Oh well, I really liked Dishonored for what it is: a good exploration-sneaking game. This talk of graphics is just nitpicking. I just like to see rich detail in a game and I wish we could have those HUGE maps of the Unreal / Thief 2 era again, someday. The bigger the area to explore, the better.
SubJeff on 22/10/2012 at 18:45
Quote Posted by Avalon
The best solution would've been to scrap the current implementation of the power system and just give these powers to the player baseline, and then design the game around it. If they really wanted to keep the unlocking thing, they could just let you unlock optional improvements to the abilities - preferably adding cooldowns that can then be reduced.
Oh, I totally agree with this. It would have made a much tighter and challenging game.
I still don't think you should compare it so closely to Thief though.
Chuck on 22/10/2012 at 22:24
The small levels (that don't seem that small at all, in my opinion) are completely a non-issue for me because of the lightning fast load times. All UE3 programmers should find out what Arkane did to make this happen. It made reloading so painless, I never hesistated to try something new, or take another shot at ghosting some gaurds.
And getting rid of the opening splash screens is a must. Hit the exe and bam! a couple of clicks and 3 seconds later you're back in Dunwall.
catbarf on 22/10/2012 at 23:47
Guards can follow you through loading areas, which I thought was a nice touch.
Pemptus on 23/10/2012 at 12:49
Wow. Got to the bit with Granny rags and Slackjaw near the end. There was a safe with a combination to find. Oh, cool, some information gathering and piecing things together, and actually thinking and shit, one would hope!
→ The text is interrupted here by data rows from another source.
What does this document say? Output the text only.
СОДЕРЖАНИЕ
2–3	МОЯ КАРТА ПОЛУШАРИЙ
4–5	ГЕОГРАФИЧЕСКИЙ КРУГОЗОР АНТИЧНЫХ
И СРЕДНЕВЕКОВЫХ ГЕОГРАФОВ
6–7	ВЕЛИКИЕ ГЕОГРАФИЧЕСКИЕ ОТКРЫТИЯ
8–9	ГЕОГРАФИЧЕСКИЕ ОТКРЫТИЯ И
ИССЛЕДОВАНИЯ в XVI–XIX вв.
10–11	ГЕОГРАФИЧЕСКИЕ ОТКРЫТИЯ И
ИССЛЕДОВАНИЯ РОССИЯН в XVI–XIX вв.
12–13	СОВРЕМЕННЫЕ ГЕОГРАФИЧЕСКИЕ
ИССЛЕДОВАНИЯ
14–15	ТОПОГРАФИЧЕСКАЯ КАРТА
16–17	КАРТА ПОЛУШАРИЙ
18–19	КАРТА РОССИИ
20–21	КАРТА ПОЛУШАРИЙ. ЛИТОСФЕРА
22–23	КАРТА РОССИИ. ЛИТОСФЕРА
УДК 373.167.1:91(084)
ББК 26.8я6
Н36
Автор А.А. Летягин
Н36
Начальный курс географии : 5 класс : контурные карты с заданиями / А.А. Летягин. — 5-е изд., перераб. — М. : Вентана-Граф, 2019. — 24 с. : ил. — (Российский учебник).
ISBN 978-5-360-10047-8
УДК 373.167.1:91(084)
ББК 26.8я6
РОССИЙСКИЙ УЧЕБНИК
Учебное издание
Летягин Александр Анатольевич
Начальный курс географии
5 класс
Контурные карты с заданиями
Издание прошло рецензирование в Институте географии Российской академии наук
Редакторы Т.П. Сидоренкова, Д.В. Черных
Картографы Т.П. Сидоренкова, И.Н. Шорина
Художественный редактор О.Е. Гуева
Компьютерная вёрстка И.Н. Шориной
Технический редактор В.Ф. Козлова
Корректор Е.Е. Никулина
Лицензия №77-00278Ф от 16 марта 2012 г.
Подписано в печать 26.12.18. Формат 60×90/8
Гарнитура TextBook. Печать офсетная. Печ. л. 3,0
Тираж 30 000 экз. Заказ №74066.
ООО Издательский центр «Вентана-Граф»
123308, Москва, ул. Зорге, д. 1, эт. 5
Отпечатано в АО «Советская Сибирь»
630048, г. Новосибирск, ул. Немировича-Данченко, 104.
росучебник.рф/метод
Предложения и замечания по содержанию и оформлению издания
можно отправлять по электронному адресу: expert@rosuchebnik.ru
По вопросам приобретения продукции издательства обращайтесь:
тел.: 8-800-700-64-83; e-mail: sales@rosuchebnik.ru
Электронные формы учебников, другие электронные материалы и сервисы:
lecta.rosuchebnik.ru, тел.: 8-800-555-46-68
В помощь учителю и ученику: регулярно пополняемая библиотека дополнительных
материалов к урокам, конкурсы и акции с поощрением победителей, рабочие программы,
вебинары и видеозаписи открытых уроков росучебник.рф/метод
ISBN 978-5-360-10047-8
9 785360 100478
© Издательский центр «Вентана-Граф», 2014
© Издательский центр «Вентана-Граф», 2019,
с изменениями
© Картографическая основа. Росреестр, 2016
NOPE, both clues needed to open it are RIGHT next to the safe, and it was a kindergarten-level puzzle. Christ.
Anyway, finished it, fully non-lethal, zero detection, all the collectables, all that jazz. Some missing loot, because fuck those tiny coins. Way too easy. Blink is completely overpowered and makes stealth a cakewalk. Peek around a corner, teleport behind a dude's back, strangle/avoid, rinse, repeat. The other powers felt like cheats, honestly. Dark vision 2.0 is absurd, and there's no reason not to use it once you get it. Timestop? Getoutahere. I had Possesion, but there were actually no interesting ways to use it, rat vents never seemed to lead anywhere special and unique, and possessing people was just another Get Out of Jail Free card.
Still, I had a bit of fun. It takes a reasonable amount of balls to make such a game these days, but I definitely would've appreciated some actual challenge. I wanted to do an insane bloodthirsty bastard playthrough, but I remembered all that times when I screwed up stealth-wise and went on a rampage before reloading my save - I usually ended up wiping everyone out within seconds, so it would be even easier.